Could there be a huge reserve of untapped methane, the main component in natural gas, deep in the Earth’s crust? Could energy be cheap again?

Not so quick. According to a report released in the fall in the Proceedings of the National Academy of Sciences (PNAS) that possibility is being explored.

IU South Bend physics and geology professor Henry Scott was the lead author of the PNAS study that included scientists from Carnegie Institution’s Geophysical Laboratory, Washington, D.C.; Harvard University; and the Lawrence Livermore National Laboratory.

As a postdoctoral fellow for the National Research Council, Scott developed a collaborative relationship with this distinguished group of scientists at the Carnegie Institution’s Geophysical Laboratory in Washington, D.C. Their research involves the formation of hydrocarbons, and he continues this work as a faculty member at IU South Bend.

The team of researchers found that there is a possibility of an inorganic source of hydrocarbons deep within the Earth from a simple reaction between water and carbon-bearing rock. The traditional theory is that fossil fuel is formed over millions of years from the breakdown of plants and animals. These fossil fuel reserves exist close to the Earth’s surface, no deeper than three to five miles down.

The experiments show that methane can form independently of living organisms and remain chemically stable at pressures and temperatures similar to conditions at 120 to 180 miles beneath the Earth’s surface. The team used a diamond anvil cell (two gem-quality diamonds with flattened tips that are pressed together) to squeeze materials common on the Earth’s surface such as iron oxide, calcite, and water to pressures many thousands of times the pressure of the Earth’s atmosphere. The scientists heated the mixture with a resistive heating method and by focusing laser light up to 2,700 degrees Fahrenheit and produced methane.

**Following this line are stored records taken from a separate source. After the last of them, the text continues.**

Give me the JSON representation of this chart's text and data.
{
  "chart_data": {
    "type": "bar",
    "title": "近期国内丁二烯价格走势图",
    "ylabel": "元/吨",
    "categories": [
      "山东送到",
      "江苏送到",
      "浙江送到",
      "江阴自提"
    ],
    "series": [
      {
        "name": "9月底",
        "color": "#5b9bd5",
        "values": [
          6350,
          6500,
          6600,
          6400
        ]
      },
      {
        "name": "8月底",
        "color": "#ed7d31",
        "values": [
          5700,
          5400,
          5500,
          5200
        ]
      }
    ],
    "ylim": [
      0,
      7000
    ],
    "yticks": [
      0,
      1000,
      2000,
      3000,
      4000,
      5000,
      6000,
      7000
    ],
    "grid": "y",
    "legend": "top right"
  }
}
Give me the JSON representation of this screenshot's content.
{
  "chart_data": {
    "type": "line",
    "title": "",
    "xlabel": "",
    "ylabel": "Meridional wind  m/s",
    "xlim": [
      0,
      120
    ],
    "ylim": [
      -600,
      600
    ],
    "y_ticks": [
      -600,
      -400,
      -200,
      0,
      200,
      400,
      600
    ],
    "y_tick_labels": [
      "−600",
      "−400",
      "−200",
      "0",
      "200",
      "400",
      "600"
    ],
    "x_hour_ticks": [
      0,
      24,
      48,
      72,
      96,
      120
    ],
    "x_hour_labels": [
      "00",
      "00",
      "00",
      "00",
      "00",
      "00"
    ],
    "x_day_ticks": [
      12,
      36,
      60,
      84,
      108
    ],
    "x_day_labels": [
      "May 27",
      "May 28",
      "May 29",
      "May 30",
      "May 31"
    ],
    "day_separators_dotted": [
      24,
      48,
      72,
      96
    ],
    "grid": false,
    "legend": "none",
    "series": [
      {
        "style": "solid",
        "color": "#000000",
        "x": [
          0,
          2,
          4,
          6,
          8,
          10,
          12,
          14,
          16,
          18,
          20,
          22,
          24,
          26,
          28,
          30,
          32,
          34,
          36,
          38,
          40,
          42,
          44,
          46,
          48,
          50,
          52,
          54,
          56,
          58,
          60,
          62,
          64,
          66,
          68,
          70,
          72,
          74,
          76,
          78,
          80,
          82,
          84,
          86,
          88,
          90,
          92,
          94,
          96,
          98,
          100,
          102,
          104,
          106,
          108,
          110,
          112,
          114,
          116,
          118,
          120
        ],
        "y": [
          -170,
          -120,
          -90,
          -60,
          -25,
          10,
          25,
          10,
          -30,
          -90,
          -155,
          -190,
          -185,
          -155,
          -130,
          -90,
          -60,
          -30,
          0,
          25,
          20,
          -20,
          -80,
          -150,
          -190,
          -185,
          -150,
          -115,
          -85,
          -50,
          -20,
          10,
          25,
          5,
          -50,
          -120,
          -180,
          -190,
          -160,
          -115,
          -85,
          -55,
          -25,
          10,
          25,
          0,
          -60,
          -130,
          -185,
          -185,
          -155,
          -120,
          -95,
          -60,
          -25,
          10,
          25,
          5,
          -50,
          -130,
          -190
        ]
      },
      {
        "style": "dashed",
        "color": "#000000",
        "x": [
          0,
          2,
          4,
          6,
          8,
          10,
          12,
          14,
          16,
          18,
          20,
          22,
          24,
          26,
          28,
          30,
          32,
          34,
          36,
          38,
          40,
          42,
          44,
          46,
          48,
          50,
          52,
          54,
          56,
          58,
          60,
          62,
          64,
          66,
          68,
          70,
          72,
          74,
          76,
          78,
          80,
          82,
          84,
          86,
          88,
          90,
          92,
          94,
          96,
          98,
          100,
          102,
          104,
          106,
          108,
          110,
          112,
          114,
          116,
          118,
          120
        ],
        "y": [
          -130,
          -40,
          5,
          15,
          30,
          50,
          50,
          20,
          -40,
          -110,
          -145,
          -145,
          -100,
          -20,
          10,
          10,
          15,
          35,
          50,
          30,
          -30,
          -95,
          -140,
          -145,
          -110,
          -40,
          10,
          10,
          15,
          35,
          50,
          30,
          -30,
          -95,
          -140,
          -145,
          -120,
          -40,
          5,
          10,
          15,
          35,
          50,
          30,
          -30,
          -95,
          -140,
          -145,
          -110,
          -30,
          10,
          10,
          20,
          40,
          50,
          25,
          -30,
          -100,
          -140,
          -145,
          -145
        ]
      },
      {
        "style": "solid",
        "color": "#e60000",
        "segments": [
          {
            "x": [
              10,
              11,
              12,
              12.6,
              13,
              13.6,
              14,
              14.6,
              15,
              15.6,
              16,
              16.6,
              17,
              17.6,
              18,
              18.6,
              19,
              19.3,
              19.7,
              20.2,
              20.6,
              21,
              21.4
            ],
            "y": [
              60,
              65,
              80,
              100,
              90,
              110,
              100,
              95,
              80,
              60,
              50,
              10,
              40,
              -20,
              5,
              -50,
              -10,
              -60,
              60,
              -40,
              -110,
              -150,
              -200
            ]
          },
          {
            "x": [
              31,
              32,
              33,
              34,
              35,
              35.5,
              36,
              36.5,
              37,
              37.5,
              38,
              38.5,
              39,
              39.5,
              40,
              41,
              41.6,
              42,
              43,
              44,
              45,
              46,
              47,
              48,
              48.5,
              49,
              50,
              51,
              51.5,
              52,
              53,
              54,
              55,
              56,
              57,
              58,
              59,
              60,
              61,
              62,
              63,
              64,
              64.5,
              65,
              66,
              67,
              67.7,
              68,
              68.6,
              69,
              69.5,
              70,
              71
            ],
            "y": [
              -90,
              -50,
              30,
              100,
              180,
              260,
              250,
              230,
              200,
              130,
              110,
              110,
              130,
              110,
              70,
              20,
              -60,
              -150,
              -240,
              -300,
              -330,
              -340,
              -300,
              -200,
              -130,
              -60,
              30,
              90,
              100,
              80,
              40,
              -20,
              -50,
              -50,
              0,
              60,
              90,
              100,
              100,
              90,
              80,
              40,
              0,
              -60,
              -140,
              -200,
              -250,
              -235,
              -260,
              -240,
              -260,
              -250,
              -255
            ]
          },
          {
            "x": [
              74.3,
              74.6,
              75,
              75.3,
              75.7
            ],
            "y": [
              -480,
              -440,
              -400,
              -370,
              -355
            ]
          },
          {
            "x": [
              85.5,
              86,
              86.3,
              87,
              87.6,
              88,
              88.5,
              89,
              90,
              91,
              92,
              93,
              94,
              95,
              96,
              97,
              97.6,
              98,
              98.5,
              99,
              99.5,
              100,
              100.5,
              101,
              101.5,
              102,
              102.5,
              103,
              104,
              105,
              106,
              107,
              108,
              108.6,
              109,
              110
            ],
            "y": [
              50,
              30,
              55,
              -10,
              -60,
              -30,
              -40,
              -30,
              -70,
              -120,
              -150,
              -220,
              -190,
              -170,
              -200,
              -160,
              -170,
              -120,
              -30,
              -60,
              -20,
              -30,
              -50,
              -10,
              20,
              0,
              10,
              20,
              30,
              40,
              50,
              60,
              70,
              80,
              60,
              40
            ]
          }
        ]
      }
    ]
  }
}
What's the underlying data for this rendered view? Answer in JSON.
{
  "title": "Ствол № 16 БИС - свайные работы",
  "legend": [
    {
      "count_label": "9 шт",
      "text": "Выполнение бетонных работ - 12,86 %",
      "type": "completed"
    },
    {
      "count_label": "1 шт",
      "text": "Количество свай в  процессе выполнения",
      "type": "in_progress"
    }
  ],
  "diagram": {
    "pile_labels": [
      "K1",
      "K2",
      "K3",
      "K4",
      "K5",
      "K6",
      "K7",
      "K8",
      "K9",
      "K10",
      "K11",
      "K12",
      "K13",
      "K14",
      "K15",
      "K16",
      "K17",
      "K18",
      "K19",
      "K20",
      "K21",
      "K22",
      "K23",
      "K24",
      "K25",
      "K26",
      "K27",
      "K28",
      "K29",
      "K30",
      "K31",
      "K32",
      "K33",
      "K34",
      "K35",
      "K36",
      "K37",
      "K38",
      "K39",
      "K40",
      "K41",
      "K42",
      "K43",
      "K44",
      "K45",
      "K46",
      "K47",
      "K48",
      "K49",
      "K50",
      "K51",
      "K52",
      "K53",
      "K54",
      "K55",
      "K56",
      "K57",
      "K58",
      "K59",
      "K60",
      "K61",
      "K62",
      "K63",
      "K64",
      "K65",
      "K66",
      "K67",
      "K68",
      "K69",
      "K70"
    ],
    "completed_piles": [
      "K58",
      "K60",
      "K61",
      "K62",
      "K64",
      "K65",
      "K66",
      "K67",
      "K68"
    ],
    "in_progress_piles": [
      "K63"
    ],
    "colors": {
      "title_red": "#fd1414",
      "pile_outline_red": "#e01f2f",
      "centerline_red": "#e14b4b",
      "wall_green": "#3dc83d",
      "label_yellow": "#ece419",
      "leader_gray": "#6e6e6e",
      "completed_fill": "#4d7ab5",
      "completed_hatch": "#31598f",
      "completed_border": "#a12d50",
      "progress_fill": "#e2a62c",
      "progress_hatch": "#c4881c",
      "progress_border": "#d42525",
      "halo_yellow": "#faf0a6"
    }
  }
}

These experiments point to the possibility of an inorganic source of hydrocarbons at more than 100 miles down where the pressures and temperatures are extremely high. "This is an interesting step forward," Scott said. "Although it is well established that commercial petroleum originates from the decay of once-living organisms, these results support the possibility that the deep Earth may produce abiogenic hydrocarbons of its own under high pressure chemical reactions. These initial results do not prove the extent to which this occurs within the Earth, but they spark the imagination regarding the origin of natural gas and petroleum and what that means to the future supply of natural resources."

Scott cautioned that their findings do not offer a quick cure for high gas prices or oil politics. "They do suggest that additional research is needed to fully understand how hydrocarbons form in the Earth," Scott said.